- Hangul: 여옥
- Hanja: 麗玉
- RR: Yeo Ok
- MR: Yŏ Ok

= Yeo Ok =

Yeo Ok is often regarded as Korea's first woman poet. Her poem, the Gonghuin, is one of only three poems from the ancient Korean kingdom, Gojoseon (approximately 1500 B.C. - 108 B.C.) and the first by a woman. One version of the poem tells how one day at day break as Yeo Ok's husband, Gwakri Jago (藿里子高), was rowing across a river, he saw an old mad man jump into the river and try to swim across it. His wife had tried and failed to prevent him from entering the water. He was swept away and drowned. The old lady, stricken with grief, followed her husband into the water singing and playing her lyre and met the same sad fate as her husband.

Gwak Rijago told his wife Yeo Ok about the sad event and this moved her to set the old lady's words to music. Yeo Ok's poem was then written to be sung accompanied by a lyre (called a gong-in).
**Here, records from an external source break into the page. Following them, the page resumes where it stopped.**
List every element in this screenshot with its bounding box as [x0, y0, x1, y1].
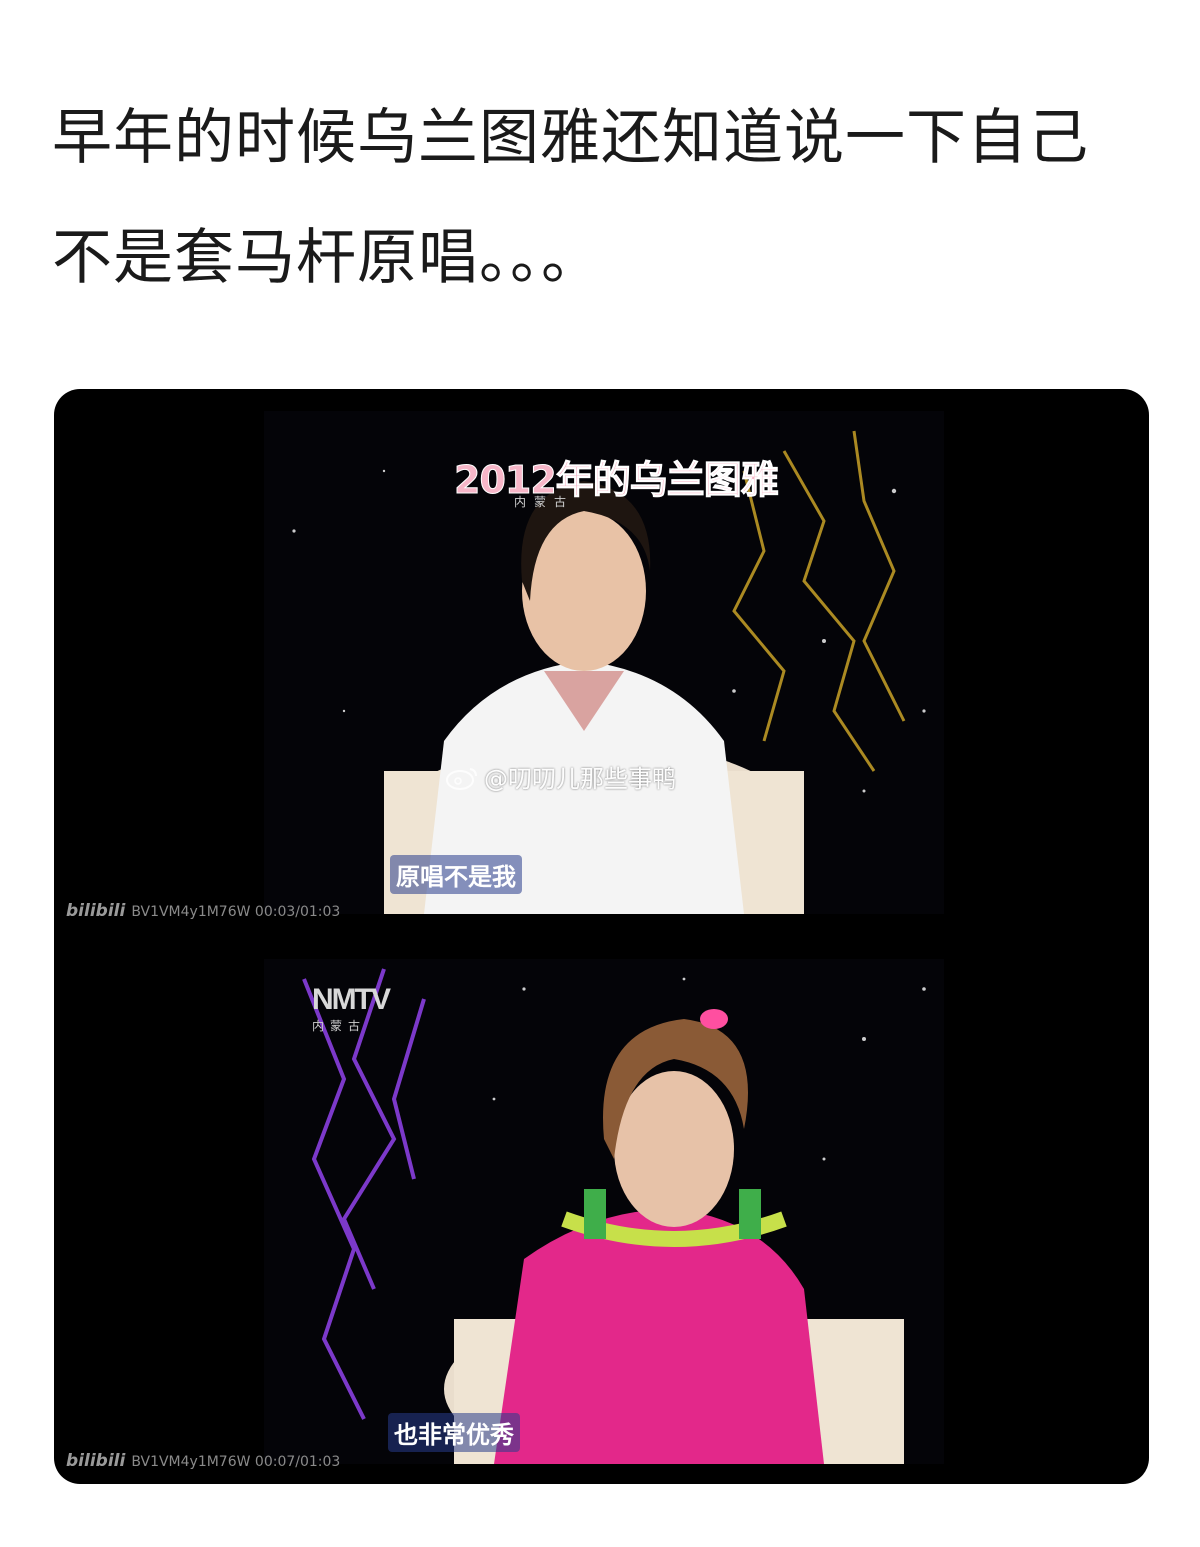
video-frame-2: NMTV 内蒙古 也非常优秀	[264, 959, 944, 1464]
bilibili-video-info: BV1VM4y1M76W 00:03/01:03	[131, 904, 341, 920]
post-text-line-2: 不是套马杆原唱。。。	[52, 223, 602, 293]
channel-name-small: 内蒙古	[312, 1019, 367, 1033]
bilibili-logo: bilibili	[66, 1451, 126, 1471]
video-frame-2-scene	[264, 959, 944, 1464]
channel-name-small: 内蒙古	[514, 495, 575, 509]
bilibili-video-info: BV1VM4y1M76W 00:07/01:03	[131, 1454, 341, 1470]
video-caption-tag: 2012年的乌兰图雅	[454, 458, 780, 503]
post-text-line-1: 早年的时候乌兰图雅还知道说一下自己	[52, 103, 1089, 173]
watermark-text: @叨叨儿那些事鸭	[484, 765, 676, 793]
bilibili-watermark-1: bilibili BV1VM4y1M76W 00:03/01:03	[66, 901, 340, 921]
post-text: 早年的时候乌兰图雅还知道说一下自己 不是套马杆原唱。。。	[52, 78, 1162, 318]
bilibili-watermark-2: bilibili BV1VM4y1M76W 00:07/01:03	[66, 1451, 340, 1471]
bilibili-logo: bilibili	[66, 901, 126, 921]
weibo-icon	[446, 767, 477, 790]
video-frame-1: 2012年的乌兰图雅 内蒙古 原唱不是我	[264, 411, 944, 914]
post-image[interactable]: 2012年的乌兰图雅 内蒙古 原唱不是我 @叨叨儿那些事鸭 bilibili B…	[54, 389, 1149, 1484]
weibo-watermark: @叨叨儿那些事鸭	[444, 759, 676, 794]
video-subtitle: 也非常优秀	[388, 1413, 520, 1452]
nmtv-logo-text: NMTV	[312, 983, 391, 1016]
nmtv-channel-logo: NMTV 内蒙古	[312, 983, 391, 1034]
video-subtitle: 原唱不是我	[390, 855, 522, 894]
The first record of this poem is in Hanja but authorities are uncertain as to whether it was originally written in Hanja characters or first composed in Korean and then later translated.

The "Gonghuin" was widely sung by Koreans at the time. Furthermore, it was introduced to the Chinese Jin dynasty and later China's most famous poet, Li Po, composed a poem with "Gonghuin" as the subject.

It has been claimed that the popularity of the poem is due to its portrayal of the dignity and love amongst the poor and the pain and loneliness of the woman who had lost love. All those involved are from the suffering, low or slave, classes whose lives then were so hard in society where only the privileged could live well.